Consider these truths: It is within relationships that we grow as individuals in everything valuable, because it is through them that we become stronger and wiser, allowing us to realize a love that transcends our unseen self-limiting self-interests. Yet, even though we may acknowledge the existence of this path to self-perfection, the essential mystery of exactly how to use this endless resource remains obscured.
How do we use our relationships to change the balance sheet of our lives so that for every measure of impatience and intolerance there may be at least an equivalent sum of compassion and consideration? And how do we learn to use our relationships with others to realize a new kind of relationship with ourselves so that we can discover the beautiful fact that who we really are is all we need to be?
Our willingness to work our way through the following twelve special practices -- to strive to use these higher ideals in our relationships with others -- will reward us with the Real Life our hearts longs for.
The main purpose of these special practices is to show us how to use each developing moment in our relationships with family, friends, and coworkers to consciously change our relationship with them, and more importantly, with ourselves.
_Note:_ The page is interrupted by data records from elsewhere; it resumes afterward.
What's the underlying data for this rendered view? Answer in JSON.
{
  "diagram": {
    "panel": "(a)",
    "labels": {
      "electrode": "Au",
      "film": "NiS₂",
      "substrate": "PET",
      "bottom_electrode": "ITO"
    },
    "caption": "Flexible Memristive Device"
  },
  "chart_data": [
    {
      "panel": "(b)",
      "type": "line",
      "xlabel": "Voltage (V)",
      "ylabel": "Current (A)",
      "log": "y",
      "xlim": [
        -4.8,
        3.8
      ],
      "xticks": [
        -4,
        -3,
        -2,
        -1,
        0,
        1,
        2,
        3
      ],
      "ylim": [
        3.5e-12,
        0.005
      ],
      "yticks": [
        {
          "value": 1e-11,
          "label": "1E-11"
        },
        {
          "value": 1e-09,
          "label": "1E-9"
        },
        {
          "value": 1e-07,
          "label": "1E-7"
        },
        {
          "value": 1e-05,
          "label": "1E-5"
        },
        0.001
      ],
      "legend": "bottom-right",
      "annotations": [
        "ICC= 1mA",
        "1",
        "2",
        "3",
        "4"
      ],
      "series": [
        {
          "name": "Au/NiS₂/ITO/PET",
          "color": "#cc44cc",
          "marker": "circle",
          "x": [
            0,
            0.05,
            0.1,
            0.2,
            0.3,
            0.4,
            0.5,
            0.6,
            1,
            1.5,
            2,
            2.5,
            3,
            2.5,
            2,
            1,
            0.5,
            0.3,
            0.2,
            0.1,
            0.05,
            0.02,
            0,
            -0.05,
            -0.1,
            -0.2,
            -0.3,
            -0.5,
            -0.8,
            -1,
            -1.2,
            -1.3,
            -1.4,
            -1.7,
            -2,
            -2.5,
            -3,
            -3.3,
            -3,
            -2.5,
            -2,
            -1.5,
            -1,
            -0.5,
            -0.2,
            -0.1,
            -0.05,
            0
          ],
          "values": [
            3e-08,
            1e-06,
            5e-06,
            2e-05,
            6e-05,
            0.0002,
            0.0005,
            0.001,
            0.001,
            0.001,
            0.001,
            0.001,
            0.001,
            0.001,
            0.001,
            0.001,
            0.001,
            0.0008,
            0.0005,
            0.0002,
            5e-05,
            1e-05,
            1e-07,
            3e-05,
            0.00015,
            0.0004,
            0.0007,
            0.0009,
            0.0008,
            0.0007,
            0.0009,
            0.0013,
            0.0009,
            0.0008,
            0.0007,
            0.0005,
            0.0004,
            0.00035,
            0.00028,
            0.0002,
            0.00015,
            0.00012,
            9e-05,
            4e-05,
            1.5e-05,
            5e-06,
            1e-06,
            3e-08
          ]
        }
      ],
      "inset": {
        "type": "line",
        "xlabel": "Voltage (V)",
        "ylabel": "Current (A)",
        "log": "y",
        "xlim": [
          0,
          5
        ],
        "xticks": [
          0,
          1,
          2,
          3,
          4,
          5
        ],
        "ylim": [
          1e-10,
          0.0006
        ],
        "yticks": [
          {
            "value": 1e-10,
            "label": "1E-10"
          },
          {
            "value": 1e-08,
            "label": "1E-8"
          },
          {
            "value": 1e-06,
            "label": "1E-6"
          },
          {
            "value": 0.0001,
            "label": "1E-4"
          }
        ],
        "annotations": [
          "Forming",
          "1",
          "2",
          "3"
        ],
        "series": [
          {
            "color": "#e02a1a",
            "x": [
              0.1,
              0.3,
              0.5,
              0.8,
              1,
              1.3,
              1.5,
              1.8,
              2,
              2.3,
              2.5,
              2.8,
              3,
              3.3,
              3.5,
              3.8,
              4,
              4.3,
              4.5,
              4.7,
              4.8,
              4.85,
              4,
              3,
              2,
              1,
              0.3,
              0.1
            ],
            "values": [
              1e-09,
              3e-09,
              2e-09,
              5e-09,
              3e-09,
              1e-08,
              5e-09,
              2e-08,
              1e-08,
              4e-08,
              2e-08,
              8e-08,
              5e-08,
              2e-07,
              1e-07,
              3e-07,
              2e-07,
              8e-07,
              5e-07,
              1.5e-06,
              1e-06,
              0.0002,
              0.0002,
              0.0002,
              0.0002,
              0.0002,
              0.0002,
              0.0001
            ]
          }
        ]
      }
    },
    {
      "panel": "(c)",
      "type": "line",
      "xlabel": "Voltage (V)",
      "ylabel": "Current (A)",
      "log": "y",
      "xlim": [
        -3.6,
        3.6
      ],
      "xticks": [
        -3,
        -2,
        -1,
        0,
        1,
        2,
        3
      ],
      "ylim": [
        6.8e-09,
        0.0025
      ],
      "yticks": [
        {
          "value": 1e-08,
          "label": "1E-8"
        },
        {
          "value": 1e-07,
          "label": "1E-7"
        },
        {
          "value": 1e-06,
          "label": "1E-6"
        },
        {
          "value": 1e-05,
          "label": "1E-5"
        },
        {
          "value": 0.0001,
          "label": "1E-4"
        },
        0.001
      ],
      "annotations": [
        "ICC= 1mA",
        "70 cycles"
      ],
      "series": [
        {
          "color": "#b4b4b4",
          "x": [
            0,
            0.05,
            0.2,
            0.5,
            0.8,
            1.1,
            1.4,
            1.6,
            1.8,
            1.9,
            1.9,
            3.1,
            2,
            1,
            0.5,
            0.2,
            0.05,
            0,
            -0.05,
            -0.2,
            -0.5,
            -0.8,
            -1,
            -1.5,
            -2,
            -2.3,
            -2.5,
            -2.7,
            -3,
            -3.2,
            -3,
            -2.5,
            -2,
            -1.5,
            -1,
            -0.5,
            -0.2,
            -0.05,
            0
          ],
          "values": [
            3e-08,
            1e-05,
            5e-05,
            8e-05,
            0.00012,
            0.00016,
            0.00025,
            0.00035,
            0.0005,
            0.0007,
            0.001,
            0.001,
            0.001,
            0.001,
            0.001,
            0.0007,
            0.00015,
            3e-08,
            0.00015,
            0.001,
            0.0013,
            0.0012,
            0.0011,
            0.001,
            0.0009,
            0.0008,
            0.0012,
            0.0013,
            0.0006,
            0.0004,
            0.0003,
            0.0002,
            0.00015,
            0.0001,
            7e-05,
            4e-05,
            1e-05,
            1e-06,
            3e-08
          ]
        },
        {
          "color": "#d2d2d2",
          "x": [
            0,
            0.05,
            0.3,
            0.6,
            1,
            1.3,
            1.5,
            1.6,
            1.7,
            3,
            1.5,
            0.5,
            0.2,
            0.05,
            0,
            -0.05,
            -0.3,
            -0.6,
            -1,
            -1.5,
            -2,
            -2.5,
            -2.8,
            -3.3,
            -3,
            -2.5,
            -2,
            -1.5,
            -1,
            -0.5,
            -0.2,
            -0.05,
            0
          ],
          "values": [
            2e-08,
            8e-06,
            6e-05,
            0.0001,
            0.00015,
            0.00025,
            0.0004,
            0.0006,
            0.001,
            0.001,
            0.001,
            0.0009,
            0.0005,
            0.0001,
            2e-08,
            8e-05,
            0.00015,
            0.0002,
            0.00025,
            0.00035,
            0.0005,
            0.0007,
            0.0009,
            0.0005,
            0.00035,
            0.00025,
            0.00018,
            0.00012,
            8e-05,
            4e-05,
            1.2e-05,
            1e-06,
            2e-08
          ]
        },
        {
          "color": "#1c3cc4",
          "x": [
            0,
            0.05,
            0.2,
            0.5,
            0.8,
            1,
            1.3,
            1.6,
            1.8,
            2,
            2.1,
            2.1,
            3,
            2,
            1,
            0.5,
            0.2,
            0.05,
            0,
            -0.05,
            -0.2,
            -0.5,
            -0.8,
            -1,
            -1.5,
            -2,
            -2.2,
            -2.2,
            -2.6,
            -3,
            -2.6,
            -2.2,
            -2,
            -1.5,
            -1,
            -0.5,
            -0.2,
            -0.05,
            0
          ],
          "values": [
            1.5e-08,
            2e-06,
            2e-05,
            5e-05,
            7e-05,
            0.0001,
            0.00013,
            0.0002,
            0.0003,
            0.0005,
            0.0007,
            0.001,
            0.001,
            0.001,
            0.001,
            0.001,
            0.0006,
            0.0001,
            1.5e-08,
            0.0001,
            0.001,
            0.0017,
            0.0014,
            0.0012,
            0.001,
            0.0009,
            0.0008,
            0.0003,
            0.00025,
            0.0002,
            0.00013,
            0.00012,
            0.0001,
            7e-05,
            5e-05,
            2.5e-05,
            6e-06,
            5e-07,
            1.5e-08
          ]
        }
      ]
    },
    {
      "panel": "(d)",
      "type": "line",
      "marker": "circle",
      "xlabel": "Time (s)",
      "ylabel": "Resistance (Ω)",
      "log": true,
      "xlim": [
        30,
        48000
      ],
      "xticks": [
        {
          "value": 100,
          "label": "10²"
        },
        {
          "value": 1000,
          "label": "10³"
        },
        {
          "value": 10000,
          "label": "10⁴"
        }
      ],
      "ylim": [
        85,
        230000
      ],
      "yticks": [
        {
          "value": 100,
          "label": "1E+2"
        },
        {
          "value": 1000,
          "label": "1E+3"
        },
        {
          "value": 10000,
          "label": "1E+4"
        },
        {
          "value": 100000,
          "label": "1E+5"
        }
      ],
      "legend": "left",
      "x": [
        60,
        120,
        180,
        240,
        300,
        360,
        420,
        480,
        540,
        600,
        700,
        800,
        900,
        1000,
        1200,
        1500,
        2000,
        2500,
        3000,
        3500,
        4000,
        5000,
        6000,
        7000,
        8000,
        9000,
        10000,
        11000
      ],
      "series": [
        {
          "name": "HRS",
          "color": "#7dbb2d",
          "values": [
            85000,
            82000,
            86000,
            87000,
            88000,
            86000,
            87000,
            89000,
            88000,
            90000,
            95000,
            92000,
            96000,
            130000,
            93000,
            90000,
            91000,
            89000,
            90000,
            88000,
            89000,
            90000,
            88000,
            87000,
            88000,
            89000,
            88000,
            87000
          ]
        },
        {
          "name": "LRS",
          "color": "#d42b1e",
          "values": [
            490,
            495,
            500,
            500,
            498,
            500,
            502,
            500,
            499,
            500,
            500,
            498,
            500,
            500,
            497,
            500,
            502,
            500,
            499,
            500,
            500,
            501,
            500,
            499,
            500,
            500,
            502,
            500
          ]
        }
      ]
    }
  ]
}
If we are honest we will admit that, with few exceptions, the usual focus of our attention and interactions with others is centered on our selves and the fulfillment of our desires. "How do I feel about you?" "What do I want from him?" or "When will she realize that I know best?" In other words, the mindset of this largely unconscious self, under most circumstances, is: "Me first."
By forever placing its own considerations before considering any other, this self-serving nature remains the master of its own universe, even if all that revolves through it is its own imagined importance.